Un photographe animalier a repéré «Nepi» à Ingonish,... (PHOTO PC, FOURNIE PAR LEVON DROVER)

Un photographe animalier a repéré «Nepi» à Ingonish, en Nouvelle-Écosse, et les chercheurs ont pu l’identifier à partir des photographies.

PHOTO PC, FOURNIE PAR LEVON DROVER

 

ALEX COOKE
La Presse Canadienne
Summerside

Un groupe de chercheurs en sciences marines considère qu’un jeune béluga est trop attaché aux Maritimes pour son propre bien.

Nepi, dont on estime l’âge à environ 4 ans, a été aperçu sur la côte de Summerside, à l’Île-du-Prince-Édouard, au début du mois de décembre, au grand bonheur des participants à un cours de plongée.

«Nous avons entendu une baleine ou ce que nous pensions être quelque chose qui soufflait, puis cette baleine est apparue», se souvient Kimball Johnston, un instructeur du programme de plongée commerciale du Holland College.

Le groupe, qui comprenait 11 étudiants, croyait que la baleine s’éloignait pour maintenir une distance avec les plongeurs, mais Nepi a plutôt passé plusieurs heures à nager près d’eux.

«Il a commencé à faire le tour et semblait plutôt curieux. Il plongeait avec nos étudiants et se rapprochait de plus en plus jusqu’au point où il se trouvait juste à côté d’eux et ceux-ci pouvaient le voir très clairement», a-t-il raconté.

Kimball Johnston, qui plonge depuis plus de 20 ans, affirme n’avoir jamais vu un béluga aussi près de l’île.

Si les étudiants étaient très enthousiastes de côtoyer un béluga de si près, l’instructeur assure qu’ils n’ont pas pourchassé la baleine ni tenté de la retenir auprès d’eux.

«Nous faisions notre affaire et il faisait la sienne, a-t-il décrit. Nous nous occupions de ce que nous devions faire et il continuait de faire intrusion.»

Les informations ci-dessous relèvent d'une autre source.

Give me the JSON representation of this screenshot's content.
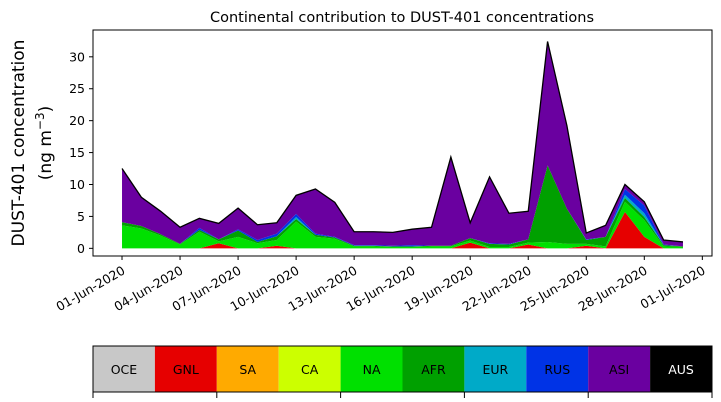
{
  "chart_data": {
    "type": "area",
    "title": "Continental contribution to DUST-401 concentrations",
    "ylabel_line1": "DUST-401 concentration",
    "ylabel_line2": "(ng m",
    "ylabel_sup": "−3",
    "ylabel_close": ")",
    "xlabel": "",
    "ylim": [
      -1.2,
      34.2
    ],
    "yticks": [
      0,
      5,
      10,
      15,
      20,
      25,
      30
    ],
    "x_start": "2020-06-01",
    "x": [
      "2020-06-01",
      "2020-06-02",
      "2020-06-03",
      "2020-06-04",
      "2020-06-05",
      "2020-06-06",
      "2020-06-07",
      "2020-06-08",
      "2020-06-09",
      "2020-06-10",
      "2020-06-11",
      "2020-06-12",
      "2020-06-13",
      "2020-06-14",
      "2020-06-15",
      "2020-06-16",
      "2020-06-17",
      "2020-06-18",
      "2020-06-19",
      "2020-06-20",
      "2020-06-21",
      "2020-06-22",
      "2020-06-23",
      "2020-06-24",
      "2020-06-25",
      "2020-06-26",
      "2020-06-27",
      "2020-06-28",
      "2020-06-29",
      "2020-06-30"
    ],
    "xticks": [
      {
        "date": "2020-06-01",
        "label": "01-Jun-2020"
      },
      {
        "date": "2020-06-04",
        "label": "04-Jun-2020"
      },
      {
        "date": "2020-06-07",
        "label": "07-Jun-2020"
      },
      {
        "date": "2020-06-10",
        "label": "10-Jun-2020"
      },
      {
        "date": "2020-06-13",
        "label": "13-Jun-2020"
      },
      {
        "date": "2020-06-16",
        "label": "16-Jun-2020"
      },
      {
        "date": "2020-06-19",
        "label": "19-Jun-2020"
      },
      {
        "date": "2020-06-22",
        "label": "22-Jun-2020"
      },
      {
        "date": "2020-06-25",
        "label": "25-Jun-2020"
      },
      {
        "date": "2020-06-28",
        "label": "28-Jun-2020"
      },
      {
        "date": "2020-07-01",
        "label": "01-Jul-2020"
      }
    ],
    "x_range": [
      "2020-05-30T12:00",
      "2020-07-01T12:00"
    ],
    "total": [
      12.5,
      8.0,
      5.8,
      3.3,
      4.7,
      3.9,
      6.3,
      3.7,
      4.0,
      8.3,
      9.3,
      7.2,
      2.6,
      2.6,
      2.5,
      3.0,
      3.3,
      14.3,
      4.0,
      11.2,
      5.5,
      5.8,
      32.4,
      19.2,
      2.4,
      3.6,
      10.0,
      7.3,
      1.3,
      1.0
    ],
    "series": [
      {
        "name": "OCE",
        "color": "#c8c8c8",
        "values": [
          0,
          0,
          0,
          0,
          0,
          0,
          0,
          0,
          0,
          0,
          0,
          0,
          0,
          0,
          0,
          0,
          0,
          0,
          0,
          0,
          0,
          0,
          0,
          0,
          0,
          0,
          0,
          0,
          0,
          0
        ]
      },
      {
        "name": "GNL",
        "color": "#e60000",
        "values": [
          0,
          0,
          0,
          0,
          0,
          0.8,
          0,
          0,
          0.4,
          0,
          0,
          0,
          0,
          0,
          0,
          0,
          0,
          0,
          0.9,
          0,
          0,
          0.6,
          0,
          0,
          0.4,
          0,
          5.7,
          1.8,
          0,
          0
        ]
      },
      {
        "name": "SA",
        "color": "#ffaa00",
        "values": [
          0,
          0,
          0,
          0,
          0,
          0,
          0,
          0,
          0,
          0,
          0,
          0,
          0,
          0,
          0,
          0,
          0,
          0,
          0,
          0,
          0,
          0,
          0,
          0,
          0,
          0,
          0,
          0,
          0,
          0
        ]
      },
      {
        "name": "CA",
        "color": "#ccff00",
        "values": [
          0,
          0,
          0,
          0,
          0,
          0,
          0,
          0,
          0,
          0,
          0,
          0,
          0,
          0,
          0,
          0,
          0,
          0,
          0,
          0,
          0,
          0,
          0,
          0,
          0,
          0,
          0,
          0,
          0,
          0
        ]
      },
      {
        "name": "NA",
        "color": "#00e000",
        "values": [
          3.6,
          3.1,
          2.0,
          0.6,
          2.6,
          0.3,
          1.8,
          0.8,
          0.9,
          4.2,
          1.8,
          1.5,
          0.3,
          0.3,
          0.2,
          0.2,
          0.3,
          0.3,
          0.3,
          0.2,
          0.2,
          0.3,
          1.0,
          0.7,
          0.3,
          0.3,
          1.6,
          2.6,
          0.3,
          0.2
        ]
      },
      {
        "name": "AFR",
        "color": "#00a000",
        "values": [
          0.5,
          0.4,
          0.2,
          0.1,
          0.3,
          0.3,
          1.0,
          0.2,
          0.6,
          0.4,
          0.3,
          0.2,
          0.1,
          0.1,
          0.1,
          0.1,
          0.1,
          0.1,
          0.4,
          0.5,
          0.4,
          0.5,
          12.0,
          5.5,
          0.6,
          1.5,
          0.6,
          0.5,
          0.2,
          0.1
        ]
      },
      {
        "name": "EUR",
        "color": "#00aac8",
        "values": [
          0,
          0,
          0,
          0,
          0,
          0,
          0,
          0,
          0,
          0.3,
          0,
          0,
          0,
          0,
          0,
          0,
          0,
          0,
          0,
          0,
          0,
          0,
          0,
          0,
          0,
          0,
          0.5,
          0.6,
          0,
          0
        ]
      },
      {
        "name": "RUS",
        "color": "#0033e6",
        "values": [
          0,
          0,
          0,
          0,
          0.3,
          0,
          0.2,
          0.3,
          0.4,
          0.5,
          0.2,
          0.1,
          0.1,
          0.1,
          0.1,
          0.2,
          0,
          0,
          0,
          0.1,
          0.1,
          0,
          0,
          0,
          0.1,
          0,
          0.9,
          1.2,
          0.1,
          0
        ]
      },
      {
        "name": "ASI",
        "color": "#6a00a0",
        "values": [
          8.4,
          4.5,
          3.6,
          2.6,
          1.5,
          2.5,
          3.3,
          2.4,
          1.7,
          2.9,
          7.0,
          5.4,
          2.1,
          2.1,
          2.1,
          2.5,
          2.9,
          13.9,
          2.4,
          10.4,
          4.8,
          4.4,
          19.4,
          13.0,
          1.0,
          1.8,
          0.7,
          0.6,
          0.7,
          0.7
        ]
      },
      {
        "name": "AUS",
        "color": "#000000",
        "values": [
          0,
          0,
          0,
          0,
          0,
          0,
          0,
          0,
          0,
          0,
          0,
          0,
          0,
          0,
          0,
          0,
          0,
          0,
          0,
          0,
          0,
          0,
          0,
          0,
          0,
          0,
          0,
          0,
          0,
          0
        ]
      }
    ],
    "legend_placement": "bottom colorbar",
    "grid": false
  },
  "colorbar": [
    {
      "label": "OCE",
      "color": "#c8c8c8",
      "text_color": "#000000"
    },
    {
      "label": "GNL",
      "color": "#e60000",
      "text_color": "#000000"
    },
    {
      "label": "SA",
      "color": "#ffaa00",
      "text_color": "#000000"
    },
    {
      "label": "CA",
      "color": "#ccff00",
      "text_color": "#000000"
    },
    {
      "label": "NA",
      "color": "#00e000",
      "text_color": "#000000"
    },
    {
      "label": "AFR",
      "color": "#00a000",
      "text_color": "#000000"
    },
    {
      "label": "EUR",
      "color": "#00aac8",
      "text_color": "#000000"
    },
    {
      "label": "RUS",
      "color": "#0033e6",
      "text_color": "#000000"
    },
    {
      "label": "ASI",
      "color": "#6a00a0",
      "text_color": "#000000"
    },
    {
      "label": "AUS",
      "color": "#000000",
      "text_color": "#ffffff"
    }
  ]
}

Robert Michaud, directeur scientifique du Groupe de recherche et d’éducation sur les mammifères marins (GREMM) établi à Tadoussac, trouve inquiétant de voir un jeune béluga aussi amical avec des humains alors qu’il se trouve loin de chez lui. Et surtout considérant que Nepi est un récidiviste en la matière.

L’équipe de Robert Michaud a fait la connaissance du jeune béluga en juin 2017. Après avoir reçu un appel concernant une baleine coincée dans l’embouchure de la rivière Nepisiguit, à Bathurst au Nouveau-Brunswick, le groupe a coordonné son sauvetage afin de ramener Nepi jusque dans les eaux du fleuve Saint-Laurent, près de Cacouna.

L’expert des mammifères marins précise que ce sauvetage était une expérience.

«La population de bélugas du Saint-Laurent est en déclin, ils sont en voie de disparition, alors on se demandait si sauver un animal pouvait aider à faire croître la population, explique-t-il. Comme il n’était pas trop loin de la maison, c’était faisable, alors on a essayé.»

Un tempérament aventurier

Le groupe de recherche marine a installé un dispositif de repérage sur Nepi afin de pouvoir suivre ses déplacements, mais le grand espiègle a réussi à s’en défaire au bout d’une vingtaine de jours.

Un an après s’être évanoui dans la nature, un photographe animalier l’a repéré à Ingonish, en Nouvelle-Écosse, et les chercheurs ont pu l’identifier à partir des photographies.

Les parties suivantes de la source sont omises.